NSA paid British spy agency $150 mln in secret funds – new leak
The NSA has made hush-hush payments of at least $150 million to Britain’s GCHQ spying agency over the past three years to influence British intelligence gathering operations. The payouts were revealed in new Snowden leaks published by The Guardian.
The documents illustrate that the NSA expects the UK’s Government
Communications Headquarters, known as GCHQ, to act in its
interest, expecting a return on the investment, The Guardian
said Thursday.
Redevelopments at GCHQ’s site at Bude in southwest England, which
alone cost over $20 million, were paid for by the US National
Security Agency. The facility intercepts information from
transatlantic cables carrying Internet and communications
information.
The revelations appear to contradict previous denials from British government ministers that GCHQ does the NSA’s “dirty work.” In addition, the latest Snowden dossier details how British surveillance operations could be a “selling point” for the US.
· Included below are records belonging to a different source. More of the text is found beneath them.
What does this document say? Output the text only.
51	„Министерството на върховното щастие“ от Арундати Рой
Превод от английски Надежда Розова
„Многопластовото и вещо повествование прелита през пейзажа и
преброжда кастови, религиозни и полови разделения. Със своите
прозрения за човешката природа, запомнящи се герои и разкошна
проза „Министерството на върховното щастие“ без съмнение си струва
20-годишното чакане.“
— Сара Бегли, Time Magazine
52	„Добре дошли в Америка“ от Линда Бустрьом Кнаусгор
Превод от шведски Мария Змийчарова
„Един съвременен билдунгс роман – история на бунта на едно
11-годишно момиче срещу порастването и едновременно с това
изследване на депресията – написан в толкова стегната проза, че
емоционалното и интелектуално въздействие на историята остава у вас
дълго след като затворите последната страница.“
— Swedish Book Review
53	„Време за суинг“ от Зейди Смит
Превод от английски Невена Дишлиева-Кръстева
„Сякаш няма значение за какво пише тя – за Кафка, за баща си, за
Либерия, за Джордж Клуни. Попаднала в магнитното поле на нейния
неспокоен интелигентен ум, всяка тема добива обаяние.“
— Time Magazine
A document from 2010 cited by The Guardian reveals the nature of the relationship between the two organizations, stating that the US “raised a number of issues with regards to meeting NSA's minimum expectations” attesting that GCHQ “still remains short of the full NSA ask.”
The documents declare GCHQ’s intent and the extent to which it
wants to harvest phone data and Internet traffic, aiming to
“exploit any phone, anywhere, any time.”
The daily also reveals the sheer volume of data Britain has
increasingly gained access to. Over the past five years, the
quantity of available Internet and mobile traffic has increased
by 7,000 percent. However 60 percent of UK refined intelligence
is still provided by the NSA.
In the course of providing the documents, Snowden repeatedly told the paper that “It’s not just a US problem” and that GCHQ is “worse than the US.”
Apparently, the British spy agency blamed Russia and China for the overwhelming majority of cyberattacks against the UK and is set on developing new technologies alongside the NSA with the aim of increasing their cyberwarfare capability, according to the report.
Documents detail how the NSA provided GCHQ with $34.8 million in
2009 and $60 million in 2010, with the 2010 sum including $6
million in GCHQ support for NATO forces in Afghanistan. In
2011/12 the NSA paid a further $52.8 to GCHQ.
The leaks show that Britain fears that “US perceptions of the…
partnership [could] diminish, leading to loss of access, and/or
reduction in investment… to the UK.”
Snowden’s leaks informed the public in June that British spy
agency GCHQ has tapped into the global network of communications,
storing calls, Facebook posts and internet histories. He detailed
how it shares the data with the NSA.
The documents showed that alongside managing 600m phone
“events” a day, GCHQ had tapped into over 200 fiber-optic
cables and had the capacity to analyze data from over 46 of them
at a time. The operation, codenamed “Tempora,” had been going on
for around 18 months at the time of the documents’ release.
The cables have the capacity to carry data at 10 gigabits per
second, which in theory, means they could deliver up to
21petabytes of information per day. The program is continuing to
develop on a daily basis.
Edward Snowden finally left Moscow’s Sheremetyevo airport on
Thursday, having been granted temporary asylum in Russia after
arriving –initially just in transit – in Moscow on June 23.
Snowden’s departure took place some 30 minutes before his new
refugee status was officially announced.